Nunca tivemos eleições e debates eleitorais tão checados factualmente. O último debate entre presidenciáveis bateu o recorde de visualizações de uma live jornalística no YouTube. Em tempo real, enquanto candidatos fazem seus argumentos —e mentem descaradamente em alguns casos— podemos acompanhar gráficos, tendências, notícias, recortes de vídeos e todo tipo de informação para defender ou refutar os pontos sendo debatidos. Mas uma pergunta que precisamos fazer é: quem se importa em ouvir a verdade?
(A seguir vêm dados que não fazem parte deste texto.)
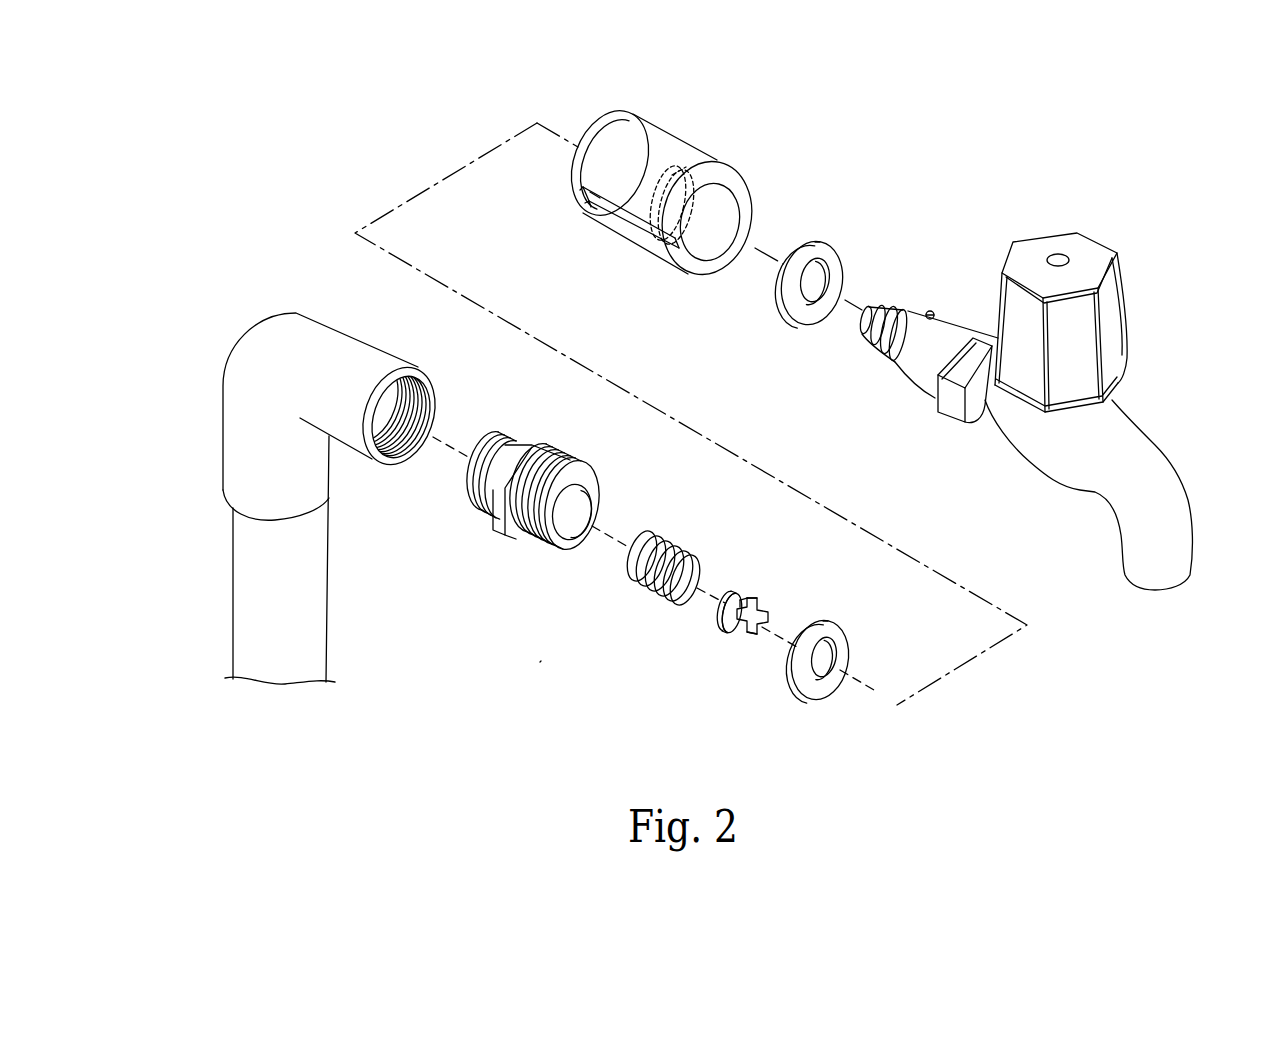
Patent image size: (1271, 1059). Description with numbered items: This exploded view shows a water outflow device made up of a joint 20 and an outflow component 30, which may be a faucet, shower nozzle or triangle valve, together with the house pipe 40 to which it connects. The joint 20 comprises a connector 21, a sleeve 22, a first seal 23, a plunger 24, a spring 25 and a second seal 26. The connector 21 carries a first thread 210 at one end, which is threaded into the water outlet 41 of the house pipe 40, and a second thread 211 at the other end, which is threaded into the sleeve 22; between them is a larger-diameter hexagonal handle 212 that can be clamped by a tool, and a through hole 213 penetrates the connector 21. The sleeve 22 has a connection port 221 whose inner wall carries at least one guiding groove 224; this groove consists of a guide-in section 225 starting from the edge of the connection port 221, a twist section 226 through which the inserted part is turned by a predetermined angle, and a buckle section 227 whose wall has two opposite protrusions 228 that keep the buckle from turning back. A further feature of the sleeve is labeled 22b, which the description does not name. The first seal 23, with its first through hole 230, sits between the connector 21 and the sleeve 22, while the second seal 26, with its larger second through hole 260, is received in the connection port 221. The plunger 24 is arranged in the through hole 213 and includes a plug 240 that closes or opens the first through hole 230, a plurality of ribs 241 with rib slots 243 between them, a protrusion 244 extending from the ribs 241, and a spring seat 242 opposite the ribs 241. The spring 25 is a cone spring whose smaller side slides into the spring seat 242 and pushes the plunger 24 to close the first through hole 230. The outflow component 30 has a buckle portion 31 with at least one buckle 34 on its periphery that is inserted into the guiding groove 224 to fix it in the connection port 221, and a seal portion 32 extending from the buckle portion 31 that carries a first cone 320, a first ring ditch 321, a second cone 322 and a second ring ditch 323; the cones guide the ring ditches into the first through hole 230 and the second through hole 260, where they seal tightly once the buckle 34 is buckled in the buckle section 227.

The joint 20 is at (540, 662).
The connector 21 is at (532, 543).
The first thread 210 is at (473, 487).
The second thread 211 is at (540, 532).
The handle 212 is at (500, 518).
The through hole 213 is at (583, 507).
The sleeve 22 is at (699, 192).
The notch 22b is at (593, 190).
The connection port 221 is at (740, 205).
The guiding groove 224 is at (630, 228).
The guide-in section 225 is at (666, 253).
The twist section 226 is at (657, 220).
The buckle section 227 is at (597, 203).
The protrusions 228 is at (683, 173).
The first seal 23 is at (843, 675).
The first through hole 230 is at (822, 677).
The plunger 24 is at (728, 654).
The plug 240 is at (725, 623).
The ribs 241 is at (738, 632).
The spring seat 242 is at (679, 640).
The rib slots 243 is at (747, 598).
The protrusion 244 is at (758, 610).
The spring 25 is at (637, 597).
The second seal 26 is at (806, 289).
The second through hole 260 is at (808, 303).
The outflow component 30 is at (1037, 405).
The buckle portion 31 is at (946, 321).
The seal portion 32 is at (880, 406).
The first cone 320 is at (862, 327).
The first ring ditch 321 is at (876, 333).
The second cone 322 is at (882, 360).
The second ring ditch 323 is at (922, 394).
The buckle 34 is at (931, 310).
The house pipe 40 is at (300, 495).
The water outlet 41 is at (425, 388).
Os candidatos à Presidência Luis Inácio Lula da Silva  e Jair Bolsonaro lado a lado no último debate
Luis Inácio Lula da Silva e Jair Bolsonaro no debate na Band: nunca tivemos eleições e debates tão checados factualmente - Reinaldo Canato - 17.out.22/UOL

Se indecisos vão mudar de opinião ao saber disso, ótimo. Que venha mais checagem de fatos. Mas alguns grupos convictos parecem especialmente resistentes aos fatos sobre determinados assuntos. "É mentira que estamos desmatando tanto a Amazônia. E, mesmo se for verdade, já desmataram mais em outros governos. E mesmo se fosse preocupante, é mentira. E mesmo se fosse verdade, é preocupação de comunista. Porque preocupante mesmo é outra coisa." Essa linha de argumentação parece pronta para refutar qualquer fato apresentado. Porque está. Porque o que está em jogo não são os fatos, a realidade ou a ciência. É a moral.

Uma das descobertas que acho mais interessantes sobre como pensamos é justamente a ordem dos fatores. Escolhemos o nome da nossa espécie para simbolizar nossa inteligência e racionalidade (e nosso machismo, ainda que involuntariamente). Ao contrário dos animais irracionais, nós somos os Homo sapiens, os homens sábios. Mas nosso raciocínio pode ser bem menos racional do que parece.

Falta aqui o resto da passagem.